According to Pascall, in the last eight years, Kansanshi Gold and Copper Mines had paid US$3.2 billion in taxes, which excluded the US$270 million Zambia Revenue Authority (ZRA) owed it in VAT refunds.

“Those jobs and investments are created by the private sector. If that money is drawn out [from the private sector] in the form of taxes, which is often seen as a measure of how much the industry contributes to the country. I am afraid most of that money just goes in paying civil servants’ salaries and paying off the debt on the Eurobonds,” Pascall said.

“And so not a lot of it [tax revenue] is available to create employment.
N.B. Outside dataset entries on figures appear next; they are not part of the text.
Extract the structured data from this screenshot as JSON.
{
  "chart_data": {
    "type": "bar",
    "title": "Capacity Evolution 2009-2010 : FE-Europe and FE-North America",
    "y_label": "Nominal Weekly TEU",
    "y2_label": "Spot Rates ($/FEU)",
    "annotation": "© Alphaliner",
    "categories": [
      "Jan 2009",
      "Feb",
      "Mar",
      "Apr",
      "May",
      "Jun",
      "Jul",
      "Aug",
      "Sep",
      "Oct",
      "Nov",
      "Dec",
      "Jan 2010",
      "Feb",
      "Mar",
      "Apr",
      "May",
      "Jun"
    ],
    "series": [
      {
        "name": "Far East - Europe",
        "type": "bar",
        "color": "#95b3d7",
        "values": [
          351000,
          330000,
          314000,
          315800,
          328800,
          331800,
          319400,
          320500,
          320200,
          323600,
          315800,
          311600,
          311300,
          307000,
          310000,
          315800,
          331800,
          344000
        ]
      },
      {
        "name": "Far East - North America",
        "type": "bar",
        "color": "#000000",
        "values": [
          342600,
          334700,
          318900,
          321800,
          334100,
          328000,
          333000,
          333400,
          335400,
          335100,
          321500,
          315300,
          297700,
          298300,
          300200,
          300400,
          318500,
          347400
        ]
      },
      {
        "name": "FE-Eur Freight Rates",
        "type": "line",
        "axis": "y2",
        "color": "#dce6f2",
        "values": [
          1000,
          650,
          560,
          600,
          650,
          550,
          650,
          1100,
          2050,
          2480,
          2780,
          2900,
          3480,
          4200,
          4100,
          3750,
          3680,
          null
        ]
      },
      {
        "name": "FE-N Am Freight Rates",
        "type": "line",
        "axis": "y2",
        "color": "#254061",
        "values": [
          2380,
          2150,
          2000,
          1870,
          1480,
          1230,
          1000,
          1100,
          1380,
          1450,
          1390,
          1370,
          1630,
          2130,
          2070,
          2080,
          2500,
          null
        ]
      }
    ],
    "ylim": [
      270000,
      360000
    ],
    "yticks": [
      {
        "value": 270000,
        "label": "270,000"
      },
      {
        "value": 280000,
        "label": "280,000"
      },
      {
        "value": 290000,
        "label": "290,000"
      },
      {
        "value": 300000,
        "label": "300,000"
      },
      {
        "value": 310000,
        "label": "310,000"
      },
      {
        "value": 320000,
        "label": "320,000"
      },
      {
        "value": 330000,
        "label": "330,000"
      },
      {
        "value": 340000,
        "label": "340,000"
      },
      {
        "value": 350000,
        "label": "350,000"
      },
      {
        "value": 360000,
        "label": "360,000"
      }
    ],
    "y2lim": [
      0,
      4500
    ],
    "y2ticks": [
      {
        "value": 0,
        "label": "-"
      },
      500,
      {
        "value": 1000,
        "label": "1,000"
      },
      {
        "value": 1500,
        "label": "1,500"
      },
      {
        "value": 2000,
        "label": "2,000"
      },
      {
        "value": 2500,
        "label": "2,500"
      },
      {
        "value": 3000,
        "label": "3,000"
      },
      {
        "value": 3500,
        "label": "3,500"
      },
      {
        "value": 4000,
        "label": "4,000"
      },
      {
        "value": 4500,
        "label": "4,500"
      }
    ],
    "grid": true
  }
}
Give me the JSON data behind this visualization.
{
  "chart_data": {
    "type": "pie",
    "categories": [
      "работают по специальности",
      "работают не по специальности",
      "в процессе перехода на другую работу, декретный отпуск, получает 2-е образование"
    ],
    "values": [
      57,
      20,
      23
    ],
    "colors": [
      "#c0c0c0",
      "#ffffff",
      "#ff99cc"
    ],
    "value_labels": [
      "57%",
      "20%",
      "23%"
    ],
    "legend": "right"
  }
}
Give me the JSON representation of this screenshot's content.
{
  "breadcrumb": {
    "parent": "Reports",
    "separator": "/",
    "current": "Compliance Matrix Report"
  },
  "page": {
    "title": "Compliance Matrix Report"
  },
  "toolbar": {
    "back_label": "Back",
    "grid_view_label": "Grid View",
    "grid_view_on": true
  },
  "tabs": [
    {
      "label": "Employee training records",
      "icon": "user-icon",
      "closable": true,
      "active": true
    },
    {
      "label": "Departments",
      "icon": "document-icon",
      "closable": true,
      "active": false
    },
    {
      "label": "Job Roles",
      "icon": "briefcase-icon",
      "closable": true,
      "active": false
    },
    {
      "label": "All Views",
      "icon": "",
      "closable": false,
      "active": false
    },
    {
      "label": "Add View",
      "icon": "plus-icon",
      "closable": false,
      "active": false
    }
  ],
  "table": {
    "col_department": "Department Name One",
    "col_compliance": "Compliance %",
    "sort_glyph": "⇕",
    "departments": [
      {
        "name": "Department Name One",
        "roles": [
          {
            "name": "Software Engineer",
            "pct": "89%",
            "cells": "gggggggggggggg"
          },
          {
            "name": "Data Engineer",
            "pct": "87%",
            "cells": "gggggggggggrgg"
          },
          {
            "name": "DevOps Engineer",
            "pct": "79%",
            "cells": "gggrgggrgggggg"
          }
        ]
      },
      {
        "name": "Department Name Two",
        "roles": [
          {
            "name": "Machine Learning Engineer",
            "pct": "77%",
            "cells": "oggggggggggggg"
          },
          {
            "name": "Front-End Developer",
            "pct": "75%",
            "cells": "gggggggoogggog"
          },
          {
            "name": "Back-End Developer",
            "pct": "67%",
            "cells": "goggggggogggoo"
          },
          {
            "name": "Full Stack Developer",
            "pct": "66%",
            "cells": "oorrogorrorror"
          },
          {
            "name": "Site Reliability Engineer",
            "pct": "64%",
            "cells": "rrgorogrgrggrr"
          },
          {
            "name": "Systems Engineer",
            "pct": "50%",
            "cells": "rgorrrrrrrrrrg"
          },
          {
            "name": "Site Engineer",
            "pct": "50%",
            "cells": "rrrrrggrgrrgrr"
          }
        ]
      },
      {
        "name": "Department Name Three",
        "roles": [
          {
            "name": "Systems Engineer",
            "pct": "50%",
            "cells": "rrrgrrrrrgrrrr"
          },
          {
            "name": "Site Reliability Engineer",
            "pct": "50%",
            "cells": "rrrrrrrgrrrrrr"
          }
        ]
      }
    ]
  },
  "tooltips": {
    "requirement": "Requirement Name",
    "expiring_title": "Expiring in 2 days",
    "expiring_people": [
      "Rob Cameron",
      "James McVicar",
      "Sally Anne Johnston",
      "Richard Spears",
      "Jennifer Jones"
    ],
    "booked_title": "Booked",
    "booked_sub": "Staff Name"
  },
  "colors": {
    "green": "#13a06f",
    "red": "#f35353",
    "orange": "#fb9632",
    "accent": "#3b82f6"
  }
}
In fact, I will hesitate to argue that governments worldwide create jobs because everyone in the government sector just absorbs tax.”

And Pascall said there was evidence to show that excessive usage of water in Lake Kariba after Zesco installed new turbines had contributed to load-shedding in the country as there was increased water outflows in the lake.

“Every single year in history, since that dam was built, the water recharges after December; there is one exception and that was last year,” Pascall said.

“From December [last year], the water level declined and the reason for that was in December, two additional turbines were commissioned at Kariba and they should have just been there to produce power between about 6 pm and 9 pm when there is high demand but…[some] reports indicate that in fact, these turbines were run 24/7 and you could see that in the lower Zambezi, the water levels were a lot higher than [what was] being experienced previously.”

He challenged Zesco to explain how it spent the money from the extra power generated from the two generators.

“That power [from the two generators] was certainly not consumed in Zambia. Presumably it was exported and at that time, South Africa was in a situation where it was suffering a lot of load-shedding. If that power didn’t go down South [Africa], presumably it was sold and it would be interesting to know where the money went. It also would be interesting to know if it was worth doing that when it put our own mining industry at risk,” said Pascall.